Similarly to dragons, giants in myth or folklore could well be the subject of their own top ten list, including their various elements, tropes and types – not to mention the elements, tropes and types of those important divine and human interactions with them, divine gigantomachy and human giant-killers.

However, giants differ somewhat from dragons, with the latter’s broad dichotomy between ‘western’ and ‘eastern’ dragons, with the former tending towards malevolence or demonic entities, and the latter towards benevolence or divine entities. For giants, the dichotomy between benevolent and malevolent giants occurs within ‘western’ giants (and indeed I only have superficial knowledge of giants in non-western or eastern myth or folklore), albeit leaning heavily towards the latter.

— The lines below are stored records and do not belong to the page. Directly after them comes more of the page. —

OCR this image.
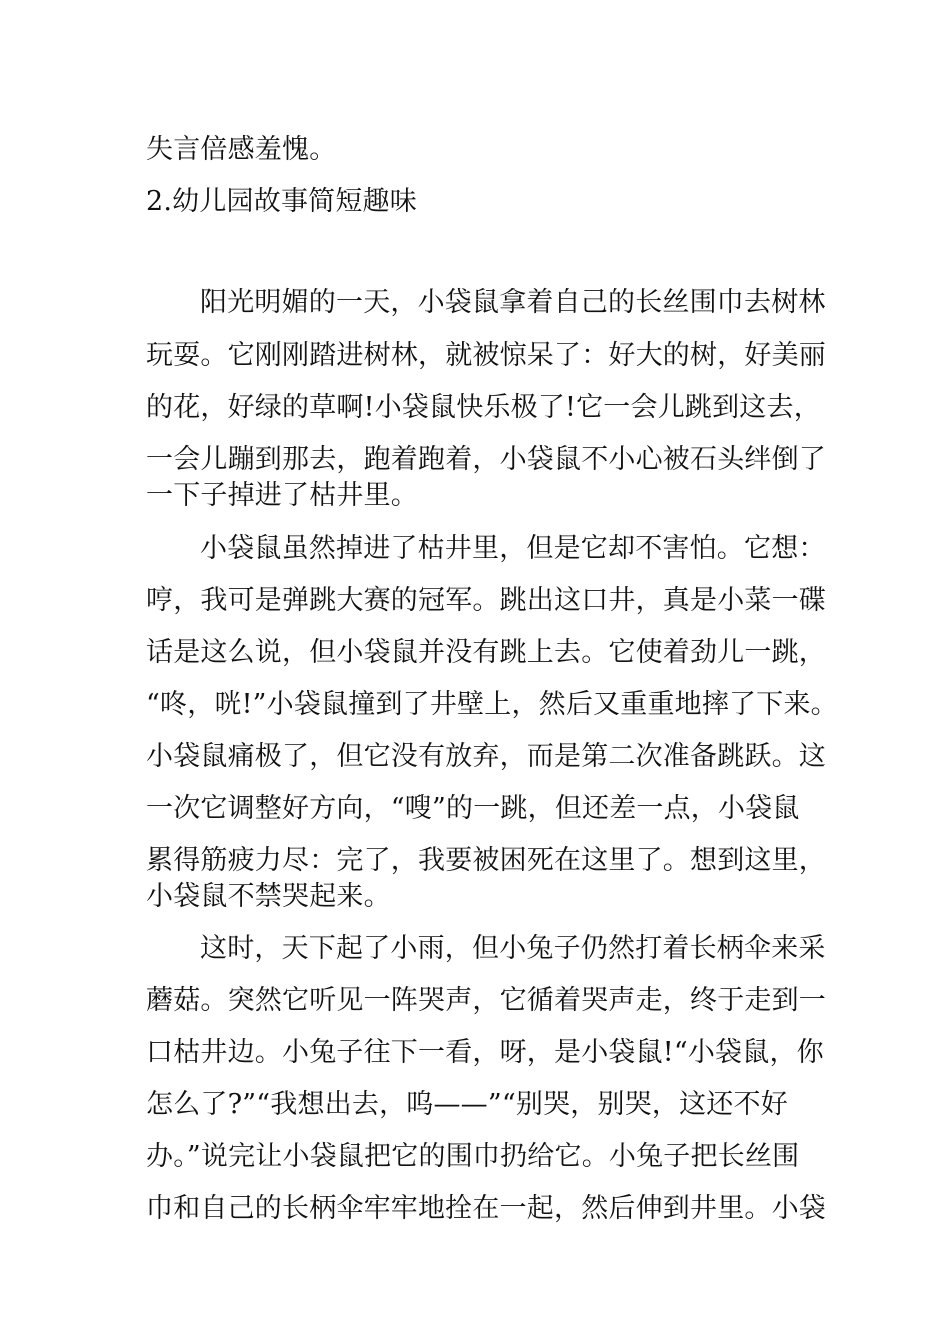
失言倍感羞愧。
2.幼儿园故事简短趣味
阳光明媚的一天，小袋鼠拿着自己的长丝围巾去树林
玩耍。它刚刚踏进树林，就被惊呆了：好大的树，好美丽
的花，好绿的草啊!小袋鼠快乐极了!它一会儿跳到这去，
一会儿蹦到那去，跑着跑着，小袋鼠不小心被石头绊倒了
一下子掉进了枯井里。
小袋鼠虽然掉进了枯井里，但是它却不害怕。它想：
哼，我可是弹跳大赛的冠军。跳出这口井，真是小菜一碟
话是这么说，但小袋鼠并没有跳上去。它使着劲儿一跳，
“咚，咣!”小袋鼠撞到了井壁上，然后又重重地摔了下来。
小袋鼠痛极了，但它没有放弃，而是第二次准备跳跃。这
一次它调整好方向，“嗖”的一跳，但还差一点，小袋鼠
累得筋疲力尽：完了，我要被困死在这里了。想到这里，
小袋鼠不禁哭起来。
这时，天下起了小雨，但小兔子仍然打着长柄伞来采
蘑菇。突然它听见一阵哭声，它循着哭声走，终于走到一
口枯井边。小兔子往下一看，呀，是小袋鼠!“小袋鼠，你
怎么了?”“我想出去，呜——”“别哭，别哭，这还不好
办。”说完让小袋鼠把它的围巾扔给它。小兔子把长丝围
巾和自己的长柄伞牢牢地拴在一起，然后伸到井里。小袋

And again as with dragons, even their theories for their origin and ubiquitous presence in myth and folklore are fascinating and diverse.

The usual psychological theory is that “the profusion of Giants in mythology is usually attributed to memories of childhood (when adults tower over you), to the rivalry between young men and old men, and to medical conditions like gigantism that cause unusually tall stature”.

The more mundane archaeological or paleontological theory is tracing their origins to explaining (or mistaking) the bones of extinct megafauna or dinosaurs as those of giant humanoids. Along those lines, there’s the Gigantopithecus, “an extinct cousin of the orangutan” and “the largest primate to ever exist” standing at three meters tall on its hind legs, which did actually coexist with early humans.

Perhaps related to the above, “it wasn’t uncommon for cultures to describe the imposing ruins of older civilizations as having been built by bygone giants” – as with monumental or megalithic structures, as with the legends of the Giant’s Dance for Stonehenge. And of course monumental structures were often sculpted or drawn as giant figures. Sometimes the same legendary logic was used for natural structures as shaped by or originating from giants.

Yet again like dragons, a less obvious source for giants is that of the symbolism of natural or elemental forces – “gigantic peoples often feature as primeval creatures associated with chaos and the wild”.

Of course, truly gigantic humanoids in real life “would fall victim to the Square-Cube Law”.